Zassler fronça les sourcils, jeta par deux fois un coup d’œil à Yale et les suivit sans un mot.
Aussitôt, les servantes du château s’empressèrent de leur apporter des coupes et du vin de qualité.
– « Chef, pourquoi voulais-tu racheter tous nos prisonniers de guerre ? » Demanda Linley par simple curiosité.
– « C’est confidentiel », répondit Yale avec un air délibérément mystérieux.
– « Bon Sang! » S’exclama le Saint en riant. « Tu me fais des cachotteries ? À moi ? » Sur ce, il changea de sujet. « Tu tombes bien! Un jour de plus et je n’aurais sans doute pas eu de temps à te consacrer », ajouta-t-il, ému à l’idée que Yale ait pu l’attraper au vol entre deux sessions d’entraînement à huis-clos.
Pour une coïncidence, c’était vraiment une coïncidence!
– « J’avais des affaires à régler dans le coin », répondit Yale en souriant. « En passant près du château, j’ai eu l’idée de venir te voir. Je ne savais pas vraiment si tu serais disponible, mais j’ai tenté ma chance. Hey, quel est ce vin ? » Demanda-t-il en regardant sa coupe.
Linley jeta un coup d’œil à la carafe et secoua la tête en riant :
– « Comment le saurais-je ? Je ne m’y connais pas aussi bien que toi en matière de vins. Mais à mon avis, s’il a été préparé par le personnel du château, il ne devrait pas être mauvais. »
– « Je sais », répondit Yale en souriant à son tour. « Toi, le génie, tu ne perds pas ton temps avec les vins. Tu préfères t’entraîner. Certes, celui-ci n’est pas mauvais, mais on ne peut pas non plus le qualifier d’exquis.

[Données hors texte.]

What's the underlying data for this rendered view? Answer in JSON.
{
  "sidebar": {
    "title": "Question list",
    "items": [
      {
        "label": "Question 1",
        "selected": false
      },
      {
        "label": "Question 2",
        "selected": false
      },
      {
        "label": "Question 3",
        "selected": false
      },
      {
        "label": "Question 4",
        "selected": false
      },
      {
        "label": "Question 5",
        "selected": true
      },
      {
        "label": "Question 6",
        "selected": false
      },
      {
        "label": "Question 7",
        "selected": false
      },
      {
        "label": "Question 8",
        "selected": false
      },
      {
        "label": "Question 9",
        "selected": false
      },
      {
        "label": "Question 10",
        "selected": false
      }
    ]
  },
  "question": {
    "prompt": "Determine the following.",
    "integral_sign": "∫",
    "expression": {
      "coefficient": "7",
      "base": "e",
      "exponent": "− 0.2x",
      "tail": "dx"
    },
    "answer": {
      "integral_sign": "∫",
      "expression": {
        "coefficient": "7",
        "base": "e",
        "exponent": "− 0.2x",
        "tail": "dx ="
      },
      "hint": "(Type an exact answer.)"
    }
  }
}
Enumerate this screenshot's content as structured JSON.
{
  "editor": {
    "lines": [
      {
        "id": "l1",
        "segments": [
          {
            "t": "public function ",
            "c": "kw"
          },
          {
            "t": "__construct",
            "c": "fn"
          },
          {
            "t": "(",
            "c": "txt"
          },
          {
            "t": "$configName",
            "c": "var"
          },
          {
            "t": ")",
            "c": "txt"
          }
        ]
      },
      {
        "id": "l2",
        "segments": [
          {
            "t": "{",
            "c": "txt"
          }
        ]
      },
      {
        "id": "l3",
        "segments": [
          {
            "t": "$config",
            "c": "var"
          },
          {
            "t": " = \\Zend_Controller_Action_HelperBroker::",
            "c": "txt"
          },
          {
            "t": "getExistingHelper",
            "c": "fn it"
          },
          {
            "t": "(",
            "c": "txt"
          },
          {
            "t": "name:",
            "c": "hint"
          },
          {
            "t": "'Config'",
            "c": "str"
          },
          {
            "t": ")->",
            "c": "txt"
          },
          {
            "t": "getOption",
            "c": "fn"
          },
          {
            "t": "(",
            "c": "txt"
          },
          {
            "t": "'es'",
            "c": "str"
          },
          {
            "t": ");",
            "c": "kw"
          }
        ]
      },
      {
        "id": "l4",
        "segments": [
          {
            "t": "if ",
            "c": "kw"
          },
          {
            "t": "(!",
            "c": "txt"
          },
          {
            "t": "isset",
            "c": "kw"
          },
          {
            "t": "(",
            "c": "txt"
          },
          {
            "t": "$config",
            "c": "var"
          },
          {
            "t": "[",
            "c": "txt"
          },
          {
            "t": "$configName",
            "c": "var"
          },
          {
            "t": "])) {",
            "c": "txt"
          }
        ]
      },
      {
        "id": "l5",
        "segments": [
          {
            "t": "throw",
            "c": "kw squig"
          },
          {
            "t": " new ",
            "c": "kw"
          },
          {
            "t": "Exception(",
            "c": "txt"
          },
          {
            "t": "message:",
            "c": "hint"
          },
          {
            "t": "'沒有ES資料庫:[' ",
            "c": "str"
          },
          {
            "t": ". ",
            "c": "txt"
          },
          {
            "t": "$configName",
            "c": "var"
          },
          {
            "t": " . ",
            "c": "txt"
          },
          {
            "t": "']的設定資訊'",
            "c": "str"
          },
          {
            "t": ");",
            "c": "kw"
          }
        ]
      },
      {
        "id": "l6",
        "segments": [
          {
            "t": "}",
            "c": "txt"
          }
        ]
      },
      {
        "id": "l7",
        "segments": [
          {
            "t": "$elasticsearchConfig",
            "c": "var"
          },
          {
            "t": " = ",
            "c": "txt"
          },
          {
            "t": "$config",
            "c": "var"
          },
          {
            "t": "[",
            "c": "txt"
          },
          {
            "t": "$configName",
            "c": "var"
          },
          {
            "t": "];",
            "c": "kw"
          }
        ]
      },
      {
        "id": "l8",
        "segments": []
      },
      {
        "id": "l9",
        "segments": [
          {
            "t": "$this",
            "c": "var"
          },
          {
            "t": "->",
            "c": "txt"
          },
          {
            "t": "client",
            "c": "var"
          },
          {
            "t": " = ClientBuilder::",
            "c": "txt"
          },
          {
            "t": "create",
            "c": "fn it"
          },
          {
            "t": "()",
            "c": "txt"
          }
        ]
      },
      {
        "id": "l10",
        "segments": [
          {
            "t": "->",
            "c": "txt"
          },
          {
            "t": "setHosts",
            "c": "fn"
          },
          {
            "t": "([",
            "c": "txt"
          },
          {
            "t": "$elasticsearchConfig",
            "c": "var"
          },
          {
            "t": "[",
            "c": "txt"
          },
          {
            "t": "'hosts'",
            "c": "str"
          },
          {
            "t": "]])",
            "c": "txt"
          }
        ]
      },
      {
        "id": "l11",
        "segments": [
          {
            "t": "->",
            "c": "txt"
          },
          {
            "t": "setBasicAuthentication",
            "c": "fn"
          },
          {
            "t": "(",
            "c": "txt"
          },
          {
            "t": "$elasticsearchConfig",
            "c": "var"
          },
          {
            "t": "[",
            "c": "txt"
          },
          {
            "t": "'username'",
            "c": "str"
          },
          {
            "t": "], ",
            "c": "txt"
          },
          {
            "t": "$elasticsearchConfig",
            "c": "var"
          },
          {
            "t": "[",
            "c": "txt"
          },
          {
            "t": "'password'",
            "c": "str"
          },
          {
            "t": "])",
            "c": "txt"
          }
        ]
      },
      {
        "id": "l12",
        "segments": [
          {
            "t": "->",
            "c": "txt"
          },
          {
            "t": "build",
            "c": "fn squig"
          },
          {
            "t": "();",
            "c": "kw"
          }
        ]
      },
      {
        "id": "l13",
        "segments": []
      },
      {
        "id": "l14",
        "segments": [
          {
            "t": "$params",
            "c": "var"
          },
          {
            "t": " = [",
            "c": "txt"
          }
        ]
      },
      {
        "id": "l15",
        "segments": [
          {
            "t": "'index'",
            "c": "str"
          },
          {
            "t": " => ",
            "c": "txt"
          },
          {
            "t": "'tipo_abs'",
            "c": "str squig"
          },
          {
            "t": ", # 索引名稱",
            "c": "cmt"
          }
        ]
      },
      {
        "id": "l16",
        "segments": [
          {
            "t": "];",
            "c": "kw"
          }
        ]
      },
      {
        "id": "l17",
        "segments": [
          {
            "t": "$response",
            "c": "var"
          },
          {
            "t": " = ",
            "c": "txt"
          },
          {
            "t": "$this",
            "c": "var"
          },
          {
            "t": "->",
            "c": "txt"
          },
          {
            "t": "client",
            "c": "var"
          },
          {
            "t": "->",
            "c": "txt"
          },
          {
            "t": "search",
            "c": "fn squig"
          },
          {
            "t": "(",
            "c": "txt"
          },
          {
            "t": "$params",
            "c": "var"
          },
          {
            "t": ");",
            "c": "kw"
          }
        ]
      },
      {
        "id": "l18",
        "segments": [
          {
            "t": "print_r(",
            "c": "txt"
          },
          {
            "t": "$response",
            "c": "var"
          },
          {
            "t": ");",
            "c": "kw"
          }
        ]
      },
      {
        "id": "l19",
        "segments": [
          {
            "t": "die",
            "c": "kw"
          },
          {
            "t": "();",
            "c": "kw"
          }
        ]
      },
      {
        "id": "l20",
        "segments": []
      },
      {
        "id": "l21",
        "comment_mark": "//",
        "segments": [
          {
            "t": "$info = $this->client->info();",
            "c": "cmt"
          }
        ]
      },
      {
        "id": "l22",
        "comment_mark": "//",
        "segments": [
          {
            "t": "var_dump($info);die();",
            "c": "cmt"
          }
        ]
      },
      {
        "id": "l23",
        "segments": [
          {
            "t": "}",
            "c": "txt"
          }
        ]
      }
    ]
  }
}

J’ai là une bouteille de bon vin que je te propose de déguster avec moi, mon frère. »
Tout en parlant, il tira de son anneau interspatial une petite fiole.
– « Comme elle est petite! »
– « C’est un vin qu’un domaine viticole du Conglomérat de Dawson vient tout juste d’affiner. Une seule goutte de ce breuvage vaut plus de mille fois son pesant d’or. Goute! » Dit-il en versant deux coupes de vin.
Yale leva la coupe, fronça les sourcils et s’efforça à prendre un air peiné :
– « Eh bien, qu’attends-tu, mon frère ? Tu ne veux pas me faire honneur ? »
– « Comment le pourrais-je mon frère ? Tu es le patron! » Répondit Linley en riant. Puis levant sa coupe à son tour, il s’écria : « À ta santé! »
Après l’avoir vidée d’un trait, il s’aperçut que Yale n’avait pas touché à la sienne.
– « Pourquoi ne bois-tu pas ? » Demanda-t-il à Yale d’un ton faussement réprobateur. « Tu exagères! »
Sans un mot, Yale reposa la coupe sur la table et regarda Linley d’un air froid, impassible. Son sourire avait disparu.